Tanner yesterday admitted that government agencies lagged the rest of the world when it came to the use of information technology. He also flagged the government's intention to trial web 2.0 technologies next year — such as allowing staff to post blogs — to adapt policy-making to today's technologies.
"The Australian Government could and should be leading the way in adapting our old processes of consultation, engagement, policymaking and regulation to the connected world. Yet we lag behind other nations in both the scale and pace of reform," he said.
Ultimately, Oracle appeared to agree with the minister's sentiments. "We think that Mr Tanner is onto something here, the government is the largest manager of information and needs to look to implement a more open approach for the access of information — both internally and externally," wrote Ricketts.
However the executive said that for Tanner's approach to be successful, government agencies must "embrace the thought that their staff and their customers will require an easy-to-use solution that provides information in context and enables participation within the process."
Simply deploying a solution that implements 'Windows Explorer' on the web isn't good enough
Oracle's Paul Ricketts
The executive admitted this sounded like "a load of marketing speak", but said the truth was that ease of access to organisational information required radical re-thinking in the way it was presented to end users.
"Simply deploying a solution that implements 'Windows Explorer' on the web isn't good enough, and nor is a solution that implements itself as a raft of non-integrated silos of information," he said.
Instead, Ricketts said, good use of search technology was key, rather than old-style directory navigation.
For example, he said, contextual search would allow users to retrieve information on taxes on Christmas tree sales from the Australian Taxation Office.

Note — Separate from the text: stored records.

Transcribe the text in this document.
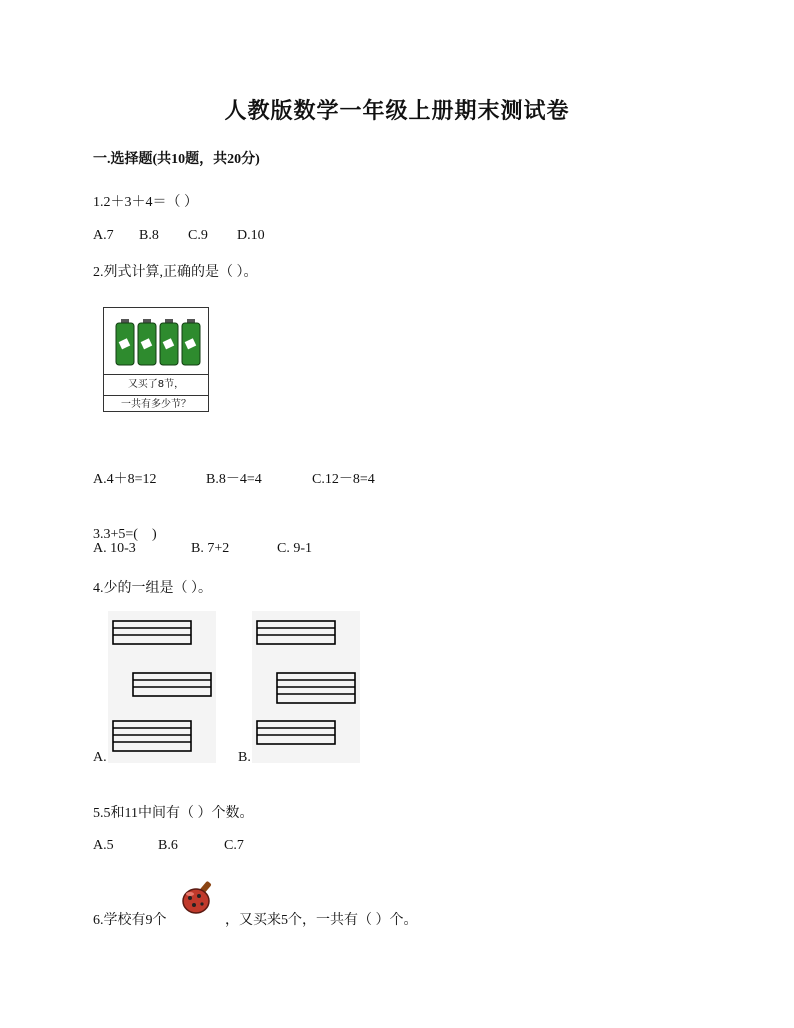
人教版数学一年级上册期末测试卷
一.选择题(共10题，共20分)
1.2＋3＋4＝（ ）
A.7 B.8 C.9 D.10
2.列式计算,正确的是（ ）。
又买了8节，
一共有多少节？
A.4＋8=12	B.8－4=4	C.12－8=4
3.3+5=(　)
A. 10-3	B. 7+2	C. 9-1
4.少的一组是（ ）。
A.	B.
5.5和11中间有（ ）个数。
A.5	B.6	C.7
6.学校有9个	，又买来5个，一共有（ ）个。
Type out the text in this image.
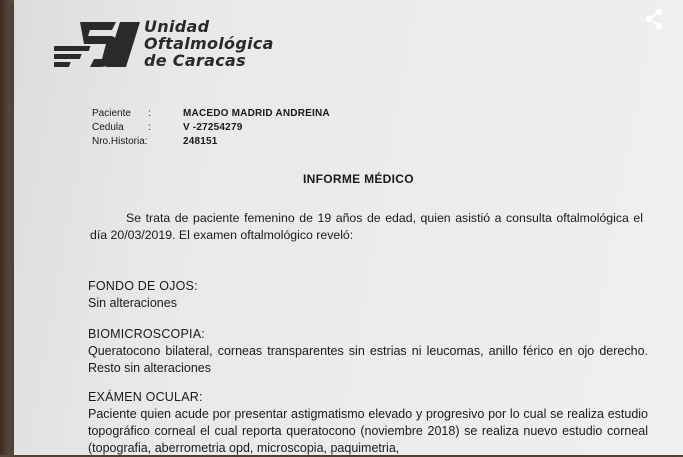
Unidad
Oftalmológica
de Caracas
Paciente :	MACEDO MADRID ANDREINA
Cedula :	V -27254279
Nro.Historia:	248151
INFORME MÉDICO
Se trata de paciente femenino de 19 años de edad, quien asistió a consulta oftalmológica el día 20/03/2019. El examen oftalmológico reveló:
FONDO DE OJOS:
Sin alteraciones
BIOMICROSCOPIA:
Queratocono bilateral, corneas transparentes sin estrias ni leucomas, anillo férico en ojo derecho. Resto sin alteraciones
EXÁMEN OCULAR:
Paciente quien acude por presentar astigmatismo elevado y progresivo por lo cual se realiza estudio topográfico corneal el cual reporta queratocono (noviembre 2018) se realiza nuevo estudio corneal (topografia, aberrometria opd, microscopia, paquimetria,
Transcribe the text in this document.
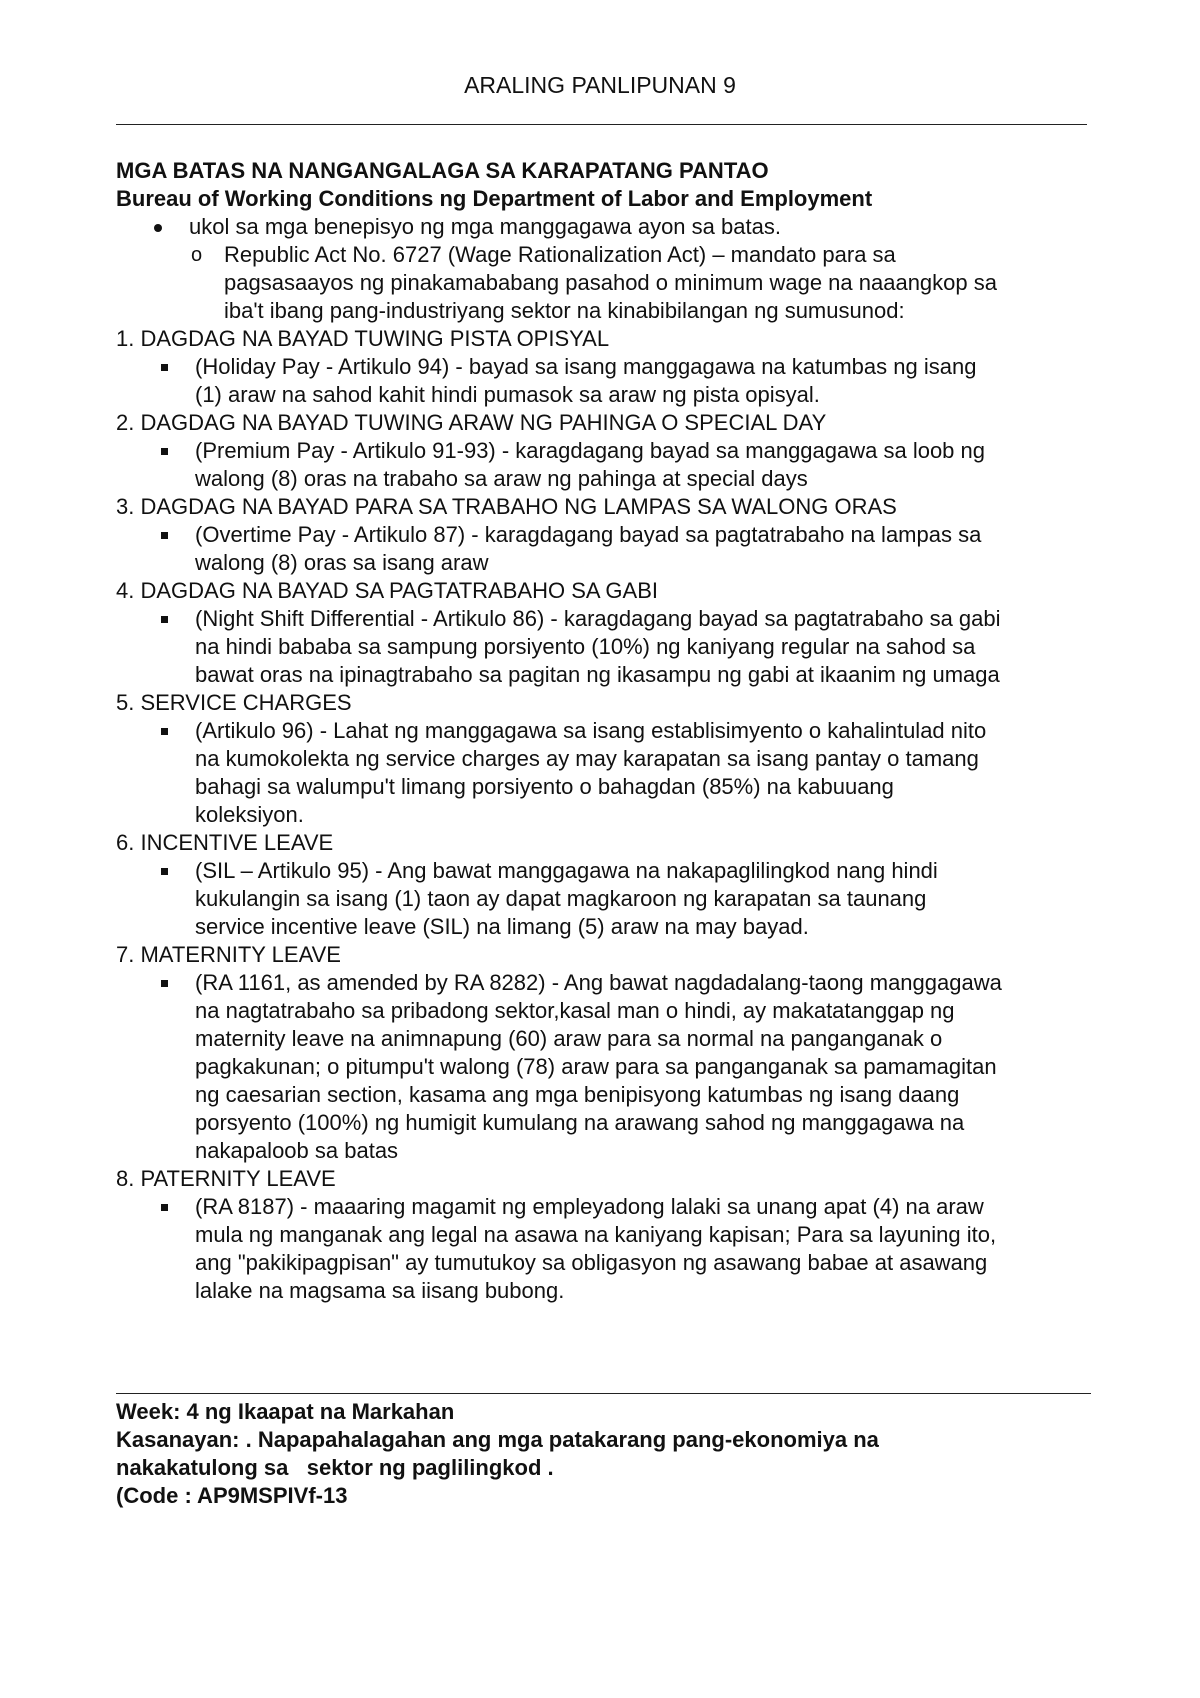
ARALING PANLIPUNAN 9
MGA BATAS NA NANGANGALAGA SA KARAPATANG PANTAO
Bureau of Working Conditions ng Department of Labor and Employment
ukol sa mga benepisyo ng mga manggagawa ayon sa batas.
o Republic Act No. 6727 (Wage Rationalization Act) – mandato para sa
pagsasaayos ng pinakamababang pasahod o minimum wage na naaangkop sa
iba't ibang pang-industriyang sektor na kinabibilangan ng sumusunod:
1. DAGDAG NA BAYAD TUWING PISTA OPISYAL
(Holiday Pay - Artikulo 94) - bayad sa isang manggagawa na katumbas ng isang
(1) araw na sahod kahit hindi pumasok sa araw ng pista opisyal.
2. DAGDAG NA BAYAD TUWING ARAW NG PAHINGA O SPECIAL DAY
(Premium Pay - Artikulo 91-93) - karagdagang bayad sa manggagawa sa loob ng
walong (8) oras na trabaho sa araw ng pahinga at special days
3. DAGDAG NA BAYAD PARA SA TRABAHO NG LAMPAS SA WALONG ORAS
(Overtime Pay - Artikulo 87) - karagdagang bayad sa pagtatrabaho na lampas sa
walong (8) oras sa isang araw
4. DAGDAG NA BAYAD SA PAGTATRABAHO SA GABI
(Night Shift Differential - Artikulo 86) - karagdagang bayad sa pagtatrabaho sa gabi
na hindi bababa sa sampung porsiyento (10%) ng kaniyang regular na sahod sa
bawat oras na ipinagtrabaho sa pagitan ng ikasampu ng gabi at ikaanim ng umaga
5. SERVICE CHARGES
(Artikulo 96) - Lahat ng manggagawa sa isang establisimyento o kahalintulad nito
na kumokolekta ng service charges ay may karapatan sa isang pantay o tamang
bahagi sa walumpu't limang porsiyento o bahagdan (85%) na kabuuang
koleksiyon.
6. INCENTIVE LEAVE
(SIL – Artikulo 95) - Ang bawat manggagawa na nakapaglilingkod nang hindi
kukulangin sa isang (1) taon ay dapat magkaroon ng karapatan sa taunang
service incentive leave (SIL) na limang (5) araw na may bayad.
7. MATERNITY LEAVE
(RA 1161, as amended by RA 8282) - Ang bawat nagdadalang-taong manggagawa
na nagtatrabaho sa pribadong sektor,kasal man o hindi, ay makatatanggap ng
maternity leave na animnapung (60) araw para sa normal na panganganak o
pagkakunan; o pitumpu't walong (78) araw para sa panganganak sa pamamagitan
ng caesarian section, kasama ang mga benipisyong katumbas ng isang daang
porsyento (100%) ng humigit kumulang na arawang sahod ng manggagawa na
nakapaloob sa batas
8. PATERNITY LEAVE
(RA 8187) - maaaring magamit ng empleyadong lalaki sa unang apat (4) na araw
mula ng manganak ang legal na asawa na kaniyang kapisan; Para sa layuning ito,
ang "pakikipagpisan" ay tumutukoy sa obligasyon ng asawang babae at asawang
lalake na magsama sa iisang bubong.
Week: 4 ng Ikaapat na Markahan
Kasanayan: . Napapahalagahan ang mga patakarang pang-ekonomiya na
nakakatulong sa   sektor ng paglilingkod .
(Code : AP9MSPIVf-13
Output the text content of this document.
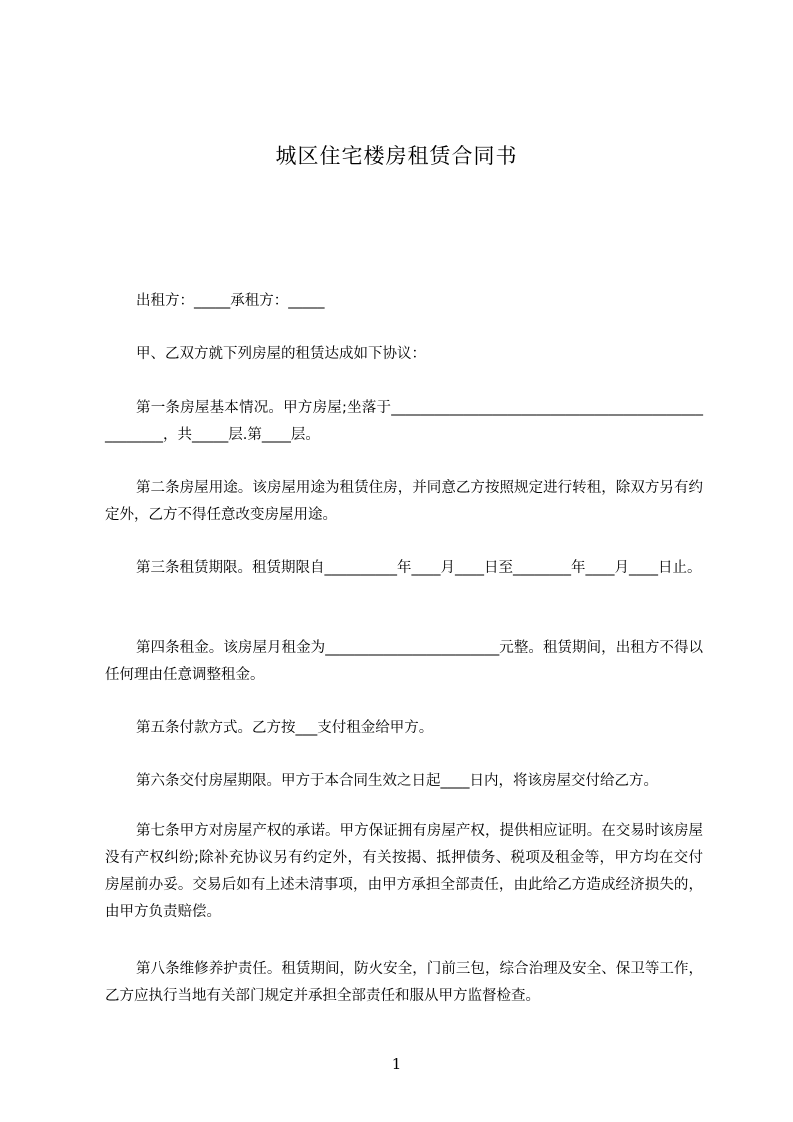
城区住宅楼房租赁合同书
出租方：_____承租方：_____
甲、乙双方就下列房屋的租赁达成如下协议：
第一条房屋基本情况。甲方房屋;坐落于___________________________________________________，共_____层.第____层。
第二条房屋用途。该房屋用途为租赁住房，并同意乙方按照规定进行转租，除双方另有约定外，乙方不得任意改变房屋用途。
第三条租赁期限。租赁期限自__________年____月____日至________年____月____日止。
第四条租金。该房屋月租金为________________________元整。租赁期间，出租方不得以任何理由任意调整租金。
第五条付款方式。乙方按___支付租金给甲方。
第六条交付房屋期限。甲方于本合同生效之日起____日内，将该房屋交付给乙方。
第七条甲方对房屋产权的承诺。甲方保证拥有房屋产权，提供相应证明。在交易时该房屋没有产权纠纷;除补充协议另有约定外，有关按揭、抵押债务、税项及租金等，甲方均在交付房屋前办妥。交易后如有上述未清事项，由甲方承担全部责任，由此给乙方造成经济损失的，由甲方负责赔偿。
第八条维修养护责任。租赁期间，防火安全，门前三包，综合治理及安全、保卫等工作，乙方应执行当地有关部门规定并承担全部责任和服从甲方监督检查。
1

Taking it to the next step, users should be able to start online conversations around those specific tax rules. "This is what we call participation," wrote Ricketts.
However, Ricketts wrote, one of the challenges involved was security, especially where government departments were liaising with external parties. "Information, and I'm referring primarily to documentation (Word, Excel, PPT in general), can be leaked to the public or to the press accidentally or otherwise," he said.
"Security needs to be tightly integrated into any environment where participation or collaboration is enabled and it isn't as simple as introducing a directory-service with authentication, unfortunately."